When group by is 1, the latency reduced from 227ms to 90 ms which is 2.5 times faster than before. The latency for 100,000 combinations reduced from 380 ms to 128 ms, giving a 66% latency improvement i.e time taken has reduced by almost 3 times. As seen above the latency for queries when group-bys increase was much steeper before the optimization, and after Siddhi Core 5.1.1 the latency hovered around 90–130 ms giving a 60–66 % improvement (2.5 to 3 times faster performance compared to previous versions). Further, the latency was reduced from the get-go and it is far more prominent when the DB contains a large number of unique customers i.e when group by has a large number of unique combinations.

Things to note

The optimization will produce an advantage when it can cut down a large amount of data that is being retrieved to perform the group by operation on the memory. Even though this behavior is executed by default, we still have to be careful when writing queries to ensure that the query can be passed to the underlying DB. For instance, for the query where we need to select top K users while renaming customer Ids having 0 to Unknown. Instead of writing the query as bellow,

@info(name = ‘get_top_10_users’) 
from TriggerStream as T join Purchase as P 
on P.country == T.country and P.dateOfPurchase > T.startTimestamp 
                          and P.dateOfPurchase < T.endTimestamp
select 
 ifThenElse(P.customerId==’0', ‘Unknown’, P.customerId) as customer,
 sum(P.totalAmount) as totalAmount 
group by P.customerId 
order by totalAmount desc 
limit 10 
insert into OutputStream;

Where the optimization may fail because Siddhi’s ifThenElse function in select clause may not be supported by RDBMS to be processed by the DB level, and thus the system may revert to its standard behavior.

However, by rewriting the query to run the selection after results are taken from the DB as below, we will be able to get the advantage of the optimization.

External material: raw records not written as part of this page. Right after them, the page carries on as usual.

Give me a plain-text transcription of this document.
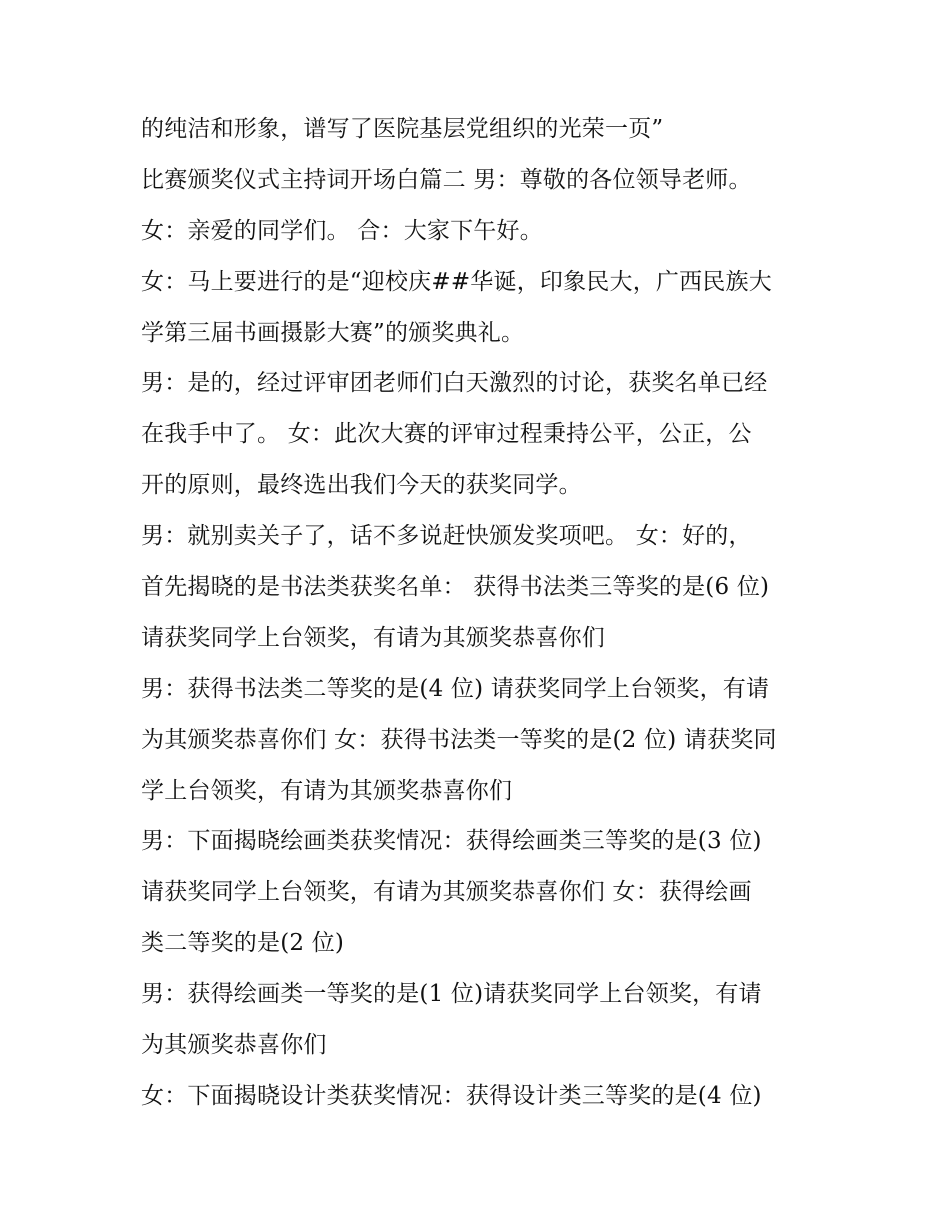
的纯洁和形象，谱写了医院基层党组织的光荣一页”
比赛颁奖仪式主持词开场白篇二 男：尊敬的各位领导老师。
女：亲爱的同学们。 合：大家下午好。
女：马上要进行的是“迎校庆##华诞，印象民大，广西民族大
学第三届书画摄影大赛”的颁奖典礼。
男：是的，经过评审团老师们白天激烈的讨论，获奖名单已经
在我手中了。 女：此次大赛的评审过程秉持公平，公正，公
开的原则，最终选出我们今天的获奖同学。
男：就别卖关子了，话不多说赶快颁发奖项吧。 女：好的，
首先揭晓的是书法类获奖名单： 获得书法类三等奖的是(6 位)
请获奖同学上台领奖，有请为其颁奖恭喜你们
男：获得书法类二等奖的是(4 位) 请获奖同学上台领奖，有请
为其颁奖恭喜你们 女：获得书法类一等奖的是(2 位) 请获奖同
学上台领奖，有请为其颁奖恭喜你们
男：下面揭晓绘画类获奖情况：获得绘画类三等奖的是(3 位)
请获奖同学上台领奖，有请为其颁奖恭喜你们 女：获得绘画
类二等奖的是(2 位)
男：获得绘画类一等奖的是(1 位)请获奖同学上台领奖，有请
为其颁奖恭喜你们
女：下面揭晓设计类获奖情况：获得设计类三等奖的是(4 位)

@info(name = ‘get_top_10_users’) 
from TriggerStream as T join Purchase as P 
    on P.country == T.country and 
       P.dateOfPurchase > T.startTimestamp and 
       P.dateOfPurchase < T.endTimestamp
select P.customerId as customer, sum(P.totalAmount) as totalAmount 
group by P.customerId 
order by totalAmount desc 
limit 10 
insert into TempStream;@(info=’CustomerId_Validation’)
From TempStream 
Select 
 ifThenElse(P.customerId==’0', ‘Unknown’, P.customerId) as customer,
 totalAmount 
Insert into OutputStream;

Conclusion

Siddhi Core 5.1.1 improves database query performance up to 3 times along with efficient query runtime memory usage. To utilize this performance gain underlying Siddhi store must be implemented with AbstractQueryableRecordTable and support all selection functions used in the query. If not, the Siddhi join query will revert to its standard(previous) behavior.

With this improvement, Siddhi stream processing will have lower latency and improved the overall throughput when having DB interactions.